Publié le par Hélène

♥ ♥

A vingt-huit ans, Kento vit chez sa mère avec son grand-père. Il a démissionné de son dernier emploi et erre dans la maison, désoeuvré, tout comme son grand -père. Ce dernier se plaint sans cesse, son leitmotiv se résumant à "Je ferai mieux de mourir". Lassé, et par esprit de bienveillance, Kento décide de l'aider à mourir en limitant ses efforts pour l'affaiblir. C'est en s'intéressant à cet être sur la pente descendante que Kento trouvera lui-même le courage de remonter la pente et de se prendre en mains.

"Malgré tout, ce moment quotidien de la journée qu'il consacrait à son grand-père était davantage une source de sérénité que de stress.
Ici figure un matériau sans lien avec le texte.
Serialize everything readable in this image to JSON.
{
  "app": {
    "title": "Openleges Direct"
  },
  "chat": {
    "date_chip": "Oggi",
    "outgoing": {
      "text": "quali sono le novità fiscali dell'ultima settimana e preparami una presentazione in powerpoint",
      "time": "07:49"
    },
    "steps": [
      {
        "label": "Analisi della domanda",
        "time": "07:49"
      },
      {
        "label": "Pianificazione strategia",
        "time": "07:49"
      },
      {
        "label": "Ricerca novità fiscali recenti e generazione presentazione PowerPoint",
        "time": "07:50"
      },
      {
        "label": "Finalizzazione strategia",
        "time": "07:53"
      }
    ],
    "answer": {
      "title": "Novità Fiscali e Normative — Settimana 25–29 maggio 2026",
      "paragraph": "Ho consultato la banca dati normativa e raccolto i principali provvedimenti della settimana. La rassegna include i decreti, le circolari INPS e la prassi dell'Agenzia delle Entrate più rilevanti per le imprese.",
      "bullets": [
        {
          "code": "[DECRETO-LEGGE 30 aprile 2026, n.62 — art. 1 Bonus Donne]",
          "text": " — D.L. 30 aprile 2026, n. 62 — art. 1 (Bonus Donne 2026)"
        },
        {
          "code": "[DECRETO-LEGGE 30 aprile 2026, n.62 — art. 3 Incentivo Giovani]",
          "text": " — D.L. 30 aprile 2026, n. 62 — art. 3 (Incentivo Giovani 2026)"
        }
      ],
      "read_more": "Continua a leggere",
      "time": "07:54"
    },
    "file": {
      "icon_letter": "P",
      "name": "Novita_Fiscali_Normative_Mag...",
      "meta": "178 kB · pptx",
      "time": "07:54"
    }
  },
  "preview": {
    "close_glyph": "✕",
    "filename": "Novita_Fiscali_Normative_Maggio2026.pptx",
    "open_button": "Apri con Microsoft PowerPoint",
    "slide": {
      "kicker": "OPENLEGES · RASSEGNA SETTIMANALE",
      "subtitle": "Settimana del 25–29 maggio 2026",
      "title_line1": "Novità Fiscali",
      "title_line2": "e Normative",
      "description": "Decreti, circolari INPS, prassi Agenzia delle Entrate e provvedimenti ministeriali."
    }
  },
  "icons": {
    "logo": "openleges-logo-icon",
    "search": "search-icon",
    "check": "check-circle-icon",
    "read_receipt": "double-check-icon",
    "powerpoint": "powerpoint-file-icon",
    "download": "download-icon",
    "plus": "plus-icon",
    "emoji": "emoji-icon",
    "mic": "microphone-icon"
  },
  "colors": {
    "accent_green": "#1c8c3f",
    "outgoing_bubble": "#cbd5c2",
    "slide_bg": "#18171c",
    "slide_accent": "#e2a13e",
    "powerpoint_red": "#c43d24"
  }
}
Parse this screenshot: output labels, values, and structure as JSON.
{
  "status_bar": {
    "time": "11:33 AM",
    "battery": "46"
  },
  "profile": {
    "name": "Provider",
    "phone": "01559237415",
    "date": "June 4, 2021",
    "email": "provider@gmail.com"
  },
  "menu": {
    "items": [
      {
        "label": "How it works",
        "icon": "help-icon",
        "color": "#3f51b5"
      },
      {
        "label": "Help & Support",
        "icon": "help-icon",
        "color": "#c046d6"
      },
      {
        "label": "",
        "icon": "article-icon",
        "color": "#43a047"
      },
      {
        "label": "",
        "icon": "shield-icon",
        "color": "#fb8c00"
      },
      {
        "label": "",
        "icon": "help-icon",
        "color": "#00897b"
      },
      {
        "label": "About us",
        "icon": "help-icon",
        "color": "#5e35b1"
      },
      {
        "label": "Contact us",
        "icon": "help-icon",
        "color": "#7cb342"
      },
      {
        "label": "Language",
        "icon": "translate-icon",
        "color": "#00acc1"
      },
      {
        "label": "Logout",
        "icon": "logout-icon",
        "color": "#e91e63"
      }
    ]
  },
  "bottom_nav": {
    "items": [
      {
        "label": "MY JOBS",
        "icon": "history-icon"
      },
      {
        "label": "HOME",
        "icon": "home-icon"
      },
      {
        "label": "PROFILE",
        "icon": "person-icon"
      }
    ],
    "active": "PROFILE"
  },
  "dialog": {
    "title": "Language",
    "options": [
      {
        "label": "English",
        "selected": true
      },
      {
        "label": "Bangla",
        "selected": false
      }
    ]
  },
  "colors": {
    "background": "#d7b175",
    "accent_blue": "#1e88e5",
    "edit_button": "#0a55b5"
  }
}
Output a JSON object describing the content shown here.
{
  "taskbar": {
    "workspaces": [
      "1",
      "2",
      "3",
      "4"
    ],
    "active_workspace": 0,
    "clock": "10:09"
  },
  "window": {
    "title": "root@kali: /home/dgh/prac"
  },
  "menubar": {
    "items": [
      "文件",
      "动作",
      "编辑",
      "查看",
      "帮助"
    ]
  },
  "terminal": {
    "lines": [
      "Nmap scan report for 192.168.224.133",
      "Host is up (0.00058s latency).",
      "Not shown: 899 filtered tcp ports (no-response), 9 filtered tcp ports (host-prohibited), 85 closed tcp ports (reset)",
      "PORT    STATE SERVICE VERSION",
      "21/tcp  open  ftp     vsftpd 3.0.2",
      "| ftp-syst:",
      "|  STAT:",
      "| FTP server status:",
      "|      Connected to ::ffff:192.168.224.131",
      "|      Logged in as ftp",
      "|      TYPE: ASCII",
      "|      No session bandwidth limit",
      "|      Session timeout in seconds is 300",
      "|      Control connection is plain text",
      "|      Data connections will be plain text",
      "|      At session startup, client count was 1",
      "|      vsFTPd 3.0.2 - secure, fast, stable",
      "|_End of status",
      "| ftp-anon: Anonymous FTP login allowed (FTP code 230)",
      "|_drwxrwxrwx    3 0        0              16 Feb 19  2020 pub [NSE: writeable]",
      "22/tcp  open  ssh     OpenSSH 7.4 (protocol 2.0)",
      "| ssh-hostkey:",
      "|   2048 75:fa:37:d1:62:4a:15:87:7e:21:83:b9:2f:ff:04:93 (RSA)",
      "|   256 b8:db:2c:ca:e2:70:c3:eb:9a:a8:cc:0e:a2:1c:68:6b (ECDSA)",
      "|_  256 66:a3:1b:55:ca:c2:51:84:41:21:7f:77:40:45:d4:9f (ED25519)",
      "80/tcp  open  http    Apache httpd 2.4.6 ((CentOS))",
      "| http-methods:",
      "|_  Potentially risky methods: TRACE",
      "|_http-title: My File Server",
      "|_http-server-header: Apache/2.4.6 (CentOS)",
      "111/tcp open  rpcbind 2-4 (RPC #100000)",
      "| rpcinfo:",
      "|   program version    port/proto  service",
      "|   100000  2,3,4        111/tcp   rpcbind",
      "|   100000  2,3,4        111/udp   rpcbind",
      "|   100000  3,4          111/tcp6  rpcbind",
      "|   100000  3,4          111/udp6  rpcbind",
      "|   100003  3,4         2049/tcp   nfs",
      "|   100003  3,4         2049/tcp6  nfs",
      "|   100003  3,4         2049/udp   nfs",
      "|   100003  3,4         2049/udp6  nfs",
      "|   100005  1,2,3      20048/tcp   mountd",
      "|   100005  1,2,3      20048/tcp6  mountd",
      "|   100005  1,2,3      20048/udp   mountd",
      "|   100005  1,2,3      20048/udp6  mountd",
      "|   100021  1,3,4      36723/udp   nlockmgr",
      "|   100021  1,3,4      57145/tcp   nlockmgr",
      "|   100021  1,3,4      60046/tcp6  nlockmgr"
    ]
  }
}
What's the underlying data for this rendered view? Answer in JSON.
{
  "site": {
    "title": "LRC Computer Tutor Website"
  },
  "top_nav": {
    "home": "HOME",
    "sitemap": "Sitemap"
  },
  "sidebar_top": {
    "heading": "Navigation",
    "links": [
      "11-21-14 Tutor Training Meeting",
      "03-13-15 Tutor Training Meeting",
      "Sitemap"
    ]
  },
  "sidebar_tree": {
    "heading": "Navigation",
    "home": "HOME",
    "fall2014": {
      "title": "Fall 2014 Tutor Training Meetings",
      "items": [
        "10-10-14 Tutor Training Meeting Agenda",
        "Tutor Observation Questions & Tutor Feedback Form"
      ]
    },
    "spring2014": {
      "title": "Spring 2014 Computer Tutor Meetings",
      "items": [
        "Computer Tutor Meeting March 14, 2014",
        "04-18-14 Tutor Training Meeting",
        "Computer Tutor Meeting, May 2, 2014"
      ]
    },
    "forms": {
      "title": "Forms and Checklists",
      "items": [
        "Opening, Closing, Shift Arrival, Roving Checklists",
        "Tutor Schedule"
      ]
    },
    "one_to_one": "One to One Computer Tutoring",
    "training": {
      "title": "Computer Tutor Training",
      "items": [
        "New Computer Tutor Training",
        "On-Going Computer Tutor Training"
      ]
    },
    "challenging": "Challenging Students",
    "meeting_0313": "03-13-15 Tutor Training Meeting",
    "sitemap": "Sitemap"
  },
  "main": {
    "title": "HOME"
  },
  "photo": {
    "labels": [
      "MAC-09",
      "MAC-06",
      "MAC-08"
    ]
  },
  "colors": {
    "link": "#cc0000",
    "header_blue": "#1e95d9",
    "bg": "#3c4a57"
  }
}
Il avait beau échouer à ses entretiens d'embauche et ne pas avoir un sou, il se sentait valorisé. Il dormait sur ses deux oreilles, était capable de marcher, de courir même, et de porter des charges lourdes ; quand il tombait malade il guérissait vite. il avait une belle peau aussi. Côtoyer son grand-père lui avait permis de prendre conscience de tout cela."

Si le vieillissement de la population est une tendance mondiale, le Japon est détenteur de la plus longue longévité des pays membres de l'OMS. A travers cette relation particulière qui s'établit entre ce grand-père et son petit-fils, l'auteur s'interroge sur ces questions inhérentes à sa société.  Comment gérer cette longévité, aussi bien personnellement qu'économiquement parlant ? Les systèmes mis en place ne sont pas nécessairement appropriés, certains établissement bafouant allègrement la dignité des personnes âgées.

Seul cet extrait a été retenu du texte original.